Plant managers don’t care about autonomy for its personal sake, they care about uptime and excessive yield output. Their worst day is the day the road goes down. As a robotics resolution supplier in a manufacturing facility you need to keep in mind that you’re one piece in a a lot larger system.

The largest lesson for us has been to speak to and watch as many individuals as attainable really doing the duty on the ground. What a plant supervisor describes in a gathering room is sort of by no means precisely how the duty will get executed in actuality. Employees have hacks, workarounds, little changes they’ve developed over years that aren’t written down anyplace.
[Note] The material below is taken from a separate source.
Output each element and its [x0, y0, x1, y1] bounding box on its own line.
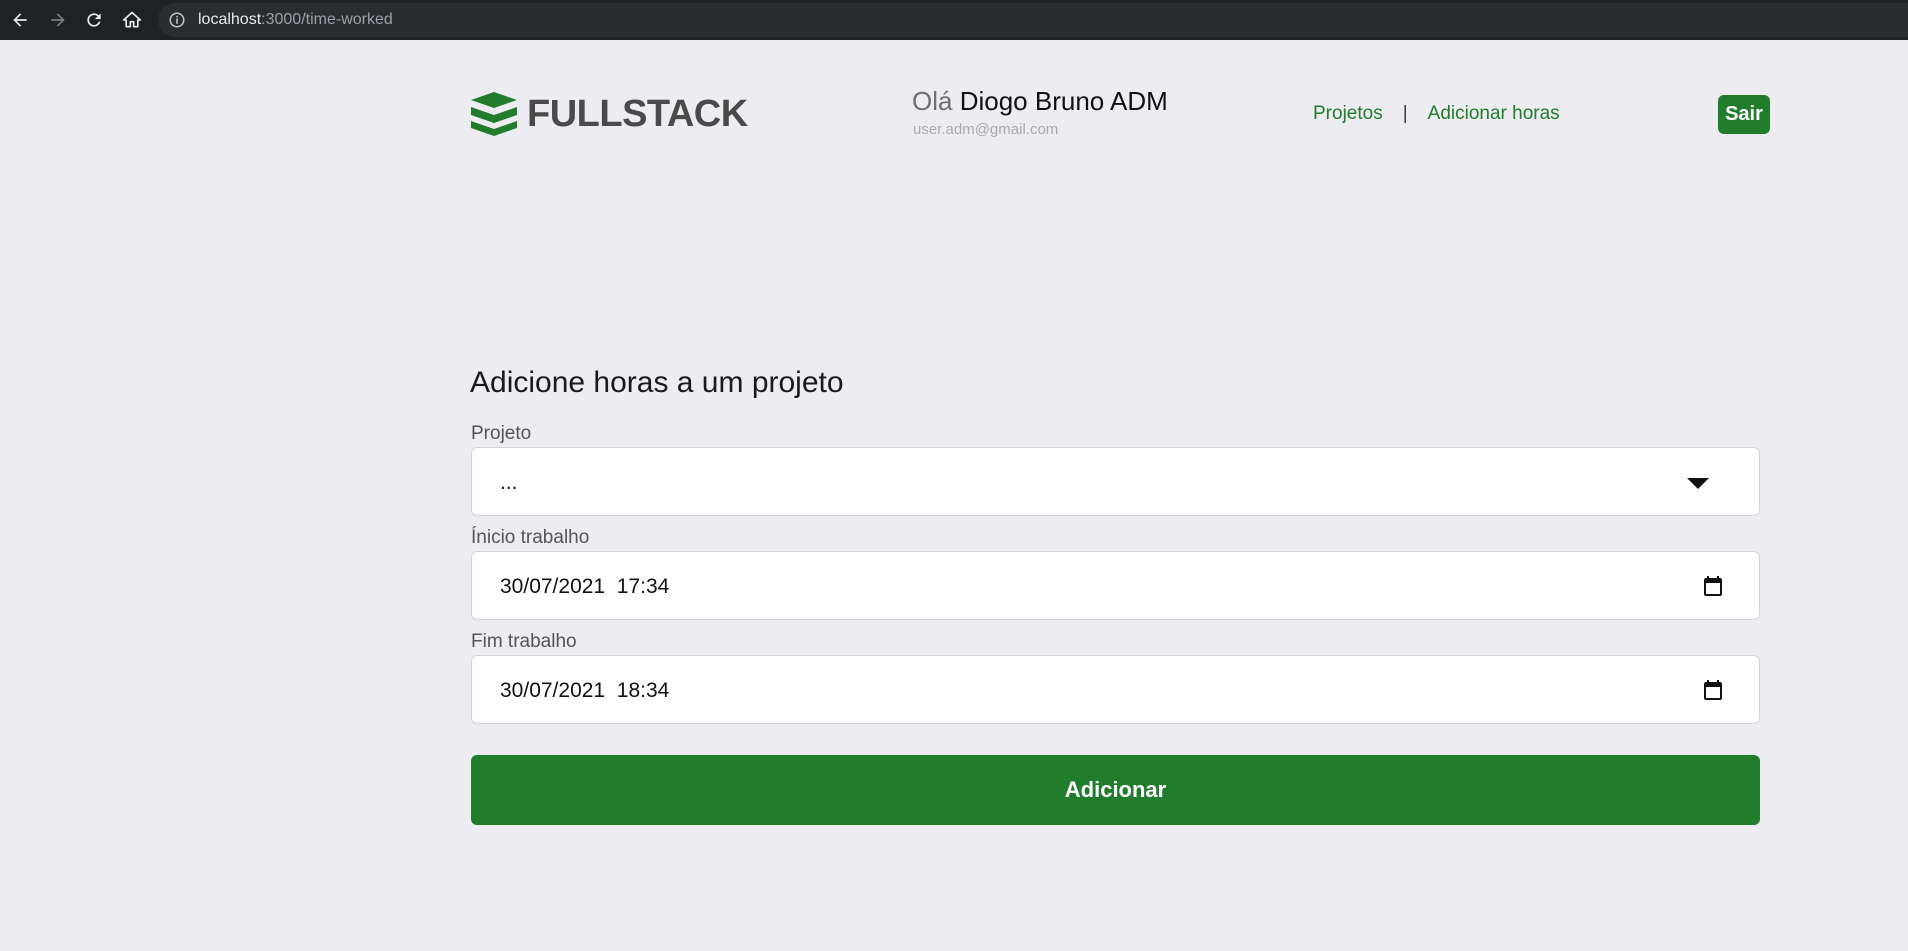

Should you don’t seize these, you find yourself with a robotic that does the described job completely and nonetheless fails the second it’s put in subsequent to the true tools. The job on paper and the job on the ground are two various things, and the ground wins each time.

I’ve seen some startups deploy an answer, congratulate themselves, after which uncover they didn’t resolve the issue, they simply moved the bottleneck someplace else. It’s the traditional mistake of utilizing a hammer to hit in a screw. The device appears spectacular, it makes numerous noise, however you’re not really doing the job.